どのような病気なのかは後に詳しく説明しますので、ここでは簡単に、歯肉にだけ炎症が起きたものを歯肉炎、
歯を支えている歯槽こつ骨にまで炎症が広がった状態を歯周炎と呼ぶと理解しておいてください。
なお、歯槽膿漏とは重度の歯周炎のことです。
さて、歯肉炎にしろ歯周炎にしろ、炎症が起きているのですから、その原因となる細菌がいます。
しかし、歯肉炎と歯周炎では、原因となる細菌はそれぞれ違いますし、虫歯の原因菌も、歯肉炎菌や歯周炎菌とは異なります。
歯肉炎や虫歯の菌と違い歯周炎の菌がやっかいなのは、菌自体が細胞内毒素を持っていることです。

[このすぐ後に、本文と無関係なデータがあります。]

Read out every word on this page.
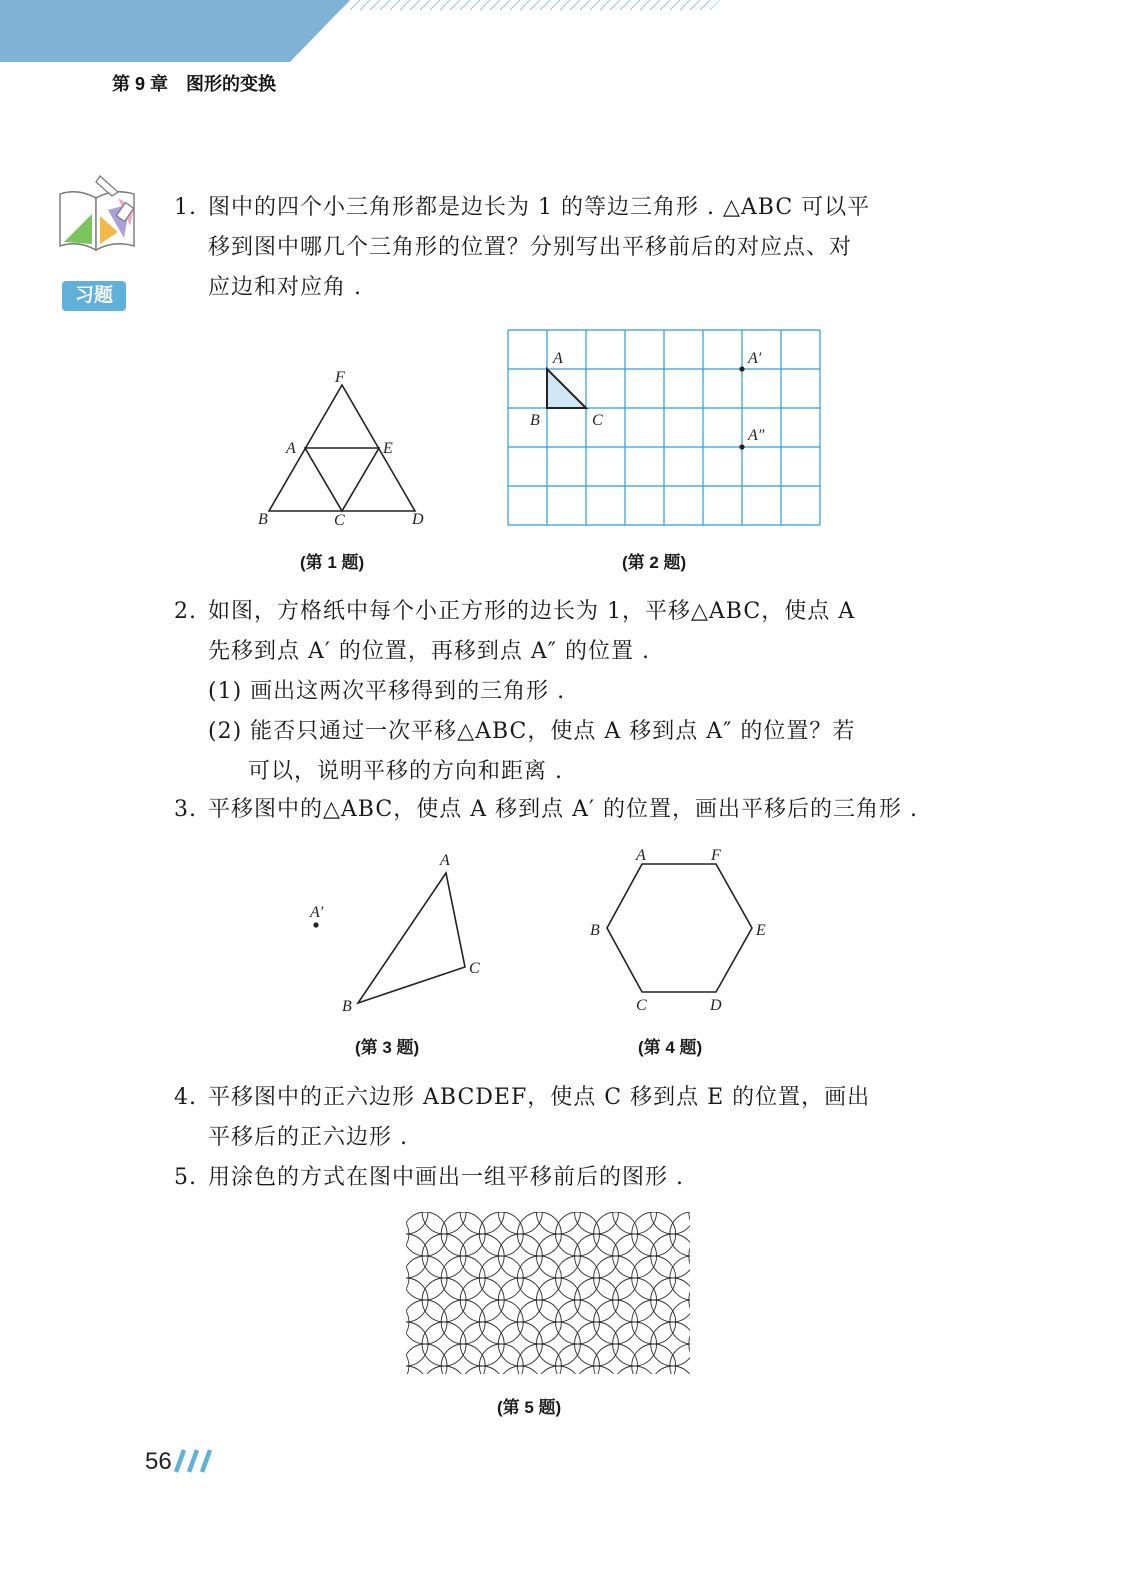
第 9 章　图形的变换
习题
1. 图中的四个小三角形都是边长为 1 的等边三角形 . △ABC 可以平
移到图中哪几个三角形的位置？分别写出平移前后的对应点、对
应边和对应角 .
F
A	E
B	C	D
(第 1 题)
A
B	C
A′
A″
(第 2 题)
2. 如图，方格纸中每个小正方形的边长为 1，平移△ABC，使点 A
先移到点 A′ 的位置，再移到点 A″ 的位置 .
(1) 画出这两次平移得到的三角形 .
(2) 能否只通过一次平移△ABC，使点 A 移到点 A″ 的位置？若
可以，说明平移的方向和距离 .
3. 平移图中的△ABC，使点 A 移到点 A′ 的位置，画出平移后的三角形 .
A
B
C
A′
(第 3 题)
A	F
B	E
C	D
(第 4 题)
4. 平移图中的正六边形 ABCDEF，使点 C 移到点 E 的位置，画出
平移后的正六边形 .
5. 用涂色的方式在图中画出一组平移前后的图形 .
(第 5 题)
56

菌の細胞内にあるこの内毒素が、歯肉の周囲組織を攻撃し傷つけ、その結果歯槽骨を破壊するのです。
歯周病は、原因となる菌が口の中にいても、必ず発症するとは限らないという不思議な病気です。
発症するには、免疫力(=病気への抵抗力)というもうひとつの要素が関係しているのです。

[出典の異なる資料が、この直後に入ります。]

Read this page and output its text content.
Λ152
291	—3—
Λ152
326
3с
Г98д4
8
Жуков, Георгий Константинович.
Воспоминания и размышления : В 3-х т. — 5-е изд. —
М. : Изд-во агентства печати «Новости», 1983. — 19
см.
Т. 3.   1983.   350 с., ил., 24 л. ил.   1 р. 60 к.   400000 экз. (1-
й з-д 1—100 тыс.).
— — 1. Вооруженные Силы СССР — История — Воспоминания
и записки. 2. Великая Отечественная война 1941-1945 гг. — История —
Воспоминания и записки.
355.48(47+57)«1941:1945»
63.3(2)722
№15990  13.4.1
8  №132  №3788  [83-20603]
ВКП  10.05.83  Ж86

歯周病菌が増殖しだすと、細菌から体を守ろうとする防御機能が働きだしますが、このとき、細菌とたたかう力、つまり抵抗力が強いか弱いかで、病気が発症するかどうかが大きく左右されるのです。
体の免疫力が強い場合は、歯周病菌が少しぐらい増殖しても、発症につながりません。
しかし、免疫力が弱いと、わずかな菌があっても、発症してしまうことがあるのです。
風邪をひいて体調が落ちたときなど、歯茎がはれたり膿が出たり、歯茎から出血したというような経験はありませんか。

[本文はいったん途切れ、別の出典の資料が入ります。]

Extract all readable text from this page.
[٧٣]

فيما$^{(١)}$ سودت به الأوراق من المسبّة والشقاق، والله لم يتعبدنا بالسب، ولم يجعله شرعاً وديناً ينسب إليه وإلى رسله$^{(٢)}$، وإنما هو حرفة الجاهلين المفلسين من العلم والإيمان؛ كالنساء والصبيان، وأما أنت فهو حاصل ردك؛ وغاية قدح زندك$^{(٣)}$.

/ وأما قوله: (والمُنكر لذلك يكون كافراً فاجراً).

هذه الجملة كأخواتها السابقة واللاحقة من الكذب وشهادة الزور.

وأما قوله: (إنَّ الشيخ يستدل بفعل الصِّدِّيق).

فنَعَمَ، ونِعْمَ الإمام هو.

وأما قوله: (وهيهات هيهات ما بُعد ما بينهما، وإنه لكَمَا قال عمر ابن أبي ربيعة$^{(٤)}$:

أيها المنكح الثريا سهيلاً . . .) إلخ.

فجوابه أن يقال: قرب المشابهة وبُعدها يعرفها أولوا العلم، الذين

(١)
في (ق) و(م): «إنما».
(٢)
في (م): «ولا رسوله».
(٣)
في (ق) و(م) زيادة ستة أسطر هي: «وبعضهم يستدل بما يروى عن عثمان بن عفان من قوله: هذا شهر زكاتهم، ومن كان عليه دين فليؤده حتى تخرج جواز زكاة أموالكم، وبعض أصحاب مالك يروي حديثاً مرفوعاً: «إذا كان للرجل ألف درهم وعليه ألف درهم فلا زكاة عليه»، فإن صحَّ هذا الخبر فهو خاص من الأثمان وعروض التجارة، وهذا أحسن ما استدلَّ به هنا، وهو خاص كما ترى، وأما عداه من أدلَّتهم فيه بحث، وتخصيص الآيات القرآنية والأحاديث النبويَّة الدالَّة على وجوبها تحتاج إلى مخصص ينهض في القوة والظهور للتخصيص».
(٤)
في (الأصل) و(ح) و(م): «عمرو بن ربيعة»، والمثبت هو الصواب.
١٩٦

これは、風邪をひいて免疫力が低下したため、歯茎がはれるなどの歯周病の症状があらわれたわけです。
かみ合わせの悪さも、歯周病の原因のひとつです。
なかでも気をつけたいのが、外傷性唆合です。
外傷性唆合は、虫歯があるのに治療しないでいたり、歯が抜けたまま放置していて起きるものですが、
実は不適切な治療によって引き起こされる場合もあるのです。
歯の治療でブリッジやかぶせ物をしても、かみ合わせがきちんとしていないと、それが原因で歯周病になってしまうというわけです。
このように、歯周病の場合は、細菌・免疫力・かみ合わせの3つの原因が複雑に絡み合って発症にいたります。
顎関節症
「大きく口を開けるとあごが痛い」、
「口を開けたときに、あごがカクンカクン、コツコツと音がする」
などがみられたら、顎関節症の疑いが濃厚です。
顎関節は、ちょうど目の前にあり、下顎骨と側頭骨をつなぐ関節になります。
主な原因には、かみ合わせの悪さがあげられますが、ストレスや運動不足、姿勢の悪さなども影響しているようです。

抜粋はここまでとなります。